Mojo Stew Steps Out One More Time

Apr 6, 2017

Mojo Stew (L-R) John Maier, Monica Morris, Michael Hill, Bill Porter, Garard Montague.
Credit Paul Beaty

Blues, R&B, and rock were stamped on Mojo Stew's calling card from the mid 1980's through the early 90's. The central Illinois quintet that toured the Midwest extensively and appeared on Natalie Cole's "Big Break" show reunites for a show with The Mechanics and The Something Brothers April 8 at The Castle Theater in Bloomington. Guitarist Bill Porter said the reunion show has jogged fond memories from the band's heyday some 30 years ago.

"Being able to see Nashville, that was such a music city," said Porter. "Then we went out to Los Angeles, that's got a different scene.  We played a lot in St. Louis.  You know the blues has a whole different kind of sound there. It was just neat traveling around and meeting different people and finding out the way they did things."

He chuckled recalling how bass player Michael Hill and saxophonist Garard Montague would listen to Frank Sinatra while laughing in the back seat.

"And our drummer John Maier, we called him 'Kingpin' because he was the leader, he had a bag phone and we thought that was really cool because he could talk to our manager when we were on the phone," said Porter.
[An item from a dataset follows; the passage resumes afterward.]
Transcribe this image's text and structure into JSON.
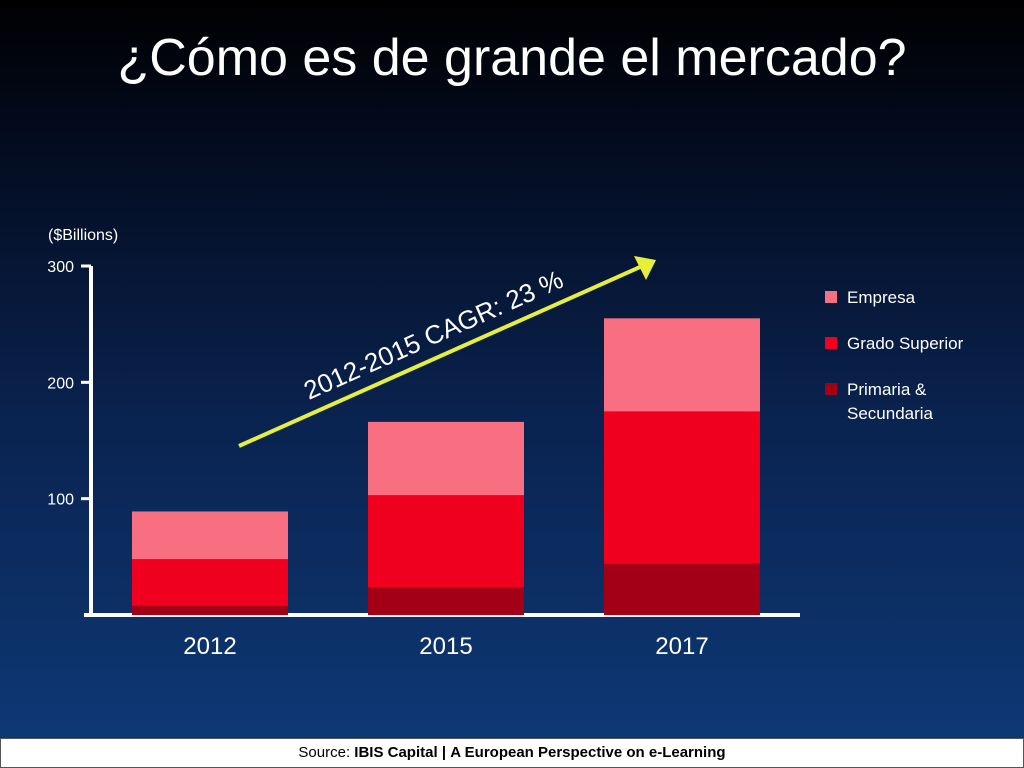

All five original members will be at the reunion show. Porter, Hill, Montague, and Maier will be joined by vocalist Monica Morris, who came in from her home in Indiana. Maier flew in from California, while Porter, Hill, and Montague still live in central Illinois. Porter said rehearsals and swapping old stories has been fun.

"Hearing that sound that only five unique individuals can make, and having (sound man) Don there to help with the engineering and mixing ... it was really a nice flashback," said Porter. "And that's what we think this whole evening is going to be - almost like a big high school reunion where we're going to see all our old friends from the 80's."

Not unlike fellow performers The Something Brothers, Mojo Stew's arrow pointed up at the time, and they came close to signing with a few record labels. Porter said the band's inability to settle on a sound probably kept them from reaching that final step, though Alligator Records put them on bills with many of their blues artists including Joanna Connor, the late Lonnie Brooks, and Big Daddy Kinsey & The Kinsey Report.

"It was so neat to be part of the whole Chicago music scene. But what was lacking? They couldn't categorize us. We had the funk thing going on and we had the blues thing going on. But we didn't want to be limited to one format or style. Ultimately we couldn't decide which direction to go.  Just be a blues band, which was working, or try to aspire bigger now that we had a taste of L.A. and the Natalie Cole show. Ironically, after we broke up, Dave Matthews comes on the scene with a saxophone player and funky ahh ... doggone it," laughed Porter.

Mojo Stew, The Mechanics, and The Something Brothers all reunite April 8 at The Castle Theater in a show that will also serve as a benefit for Denny De Bourbon, who managed and/or booked all three bands. Doors will open at 7:00 p.m. with music starting at 8:00 p.m.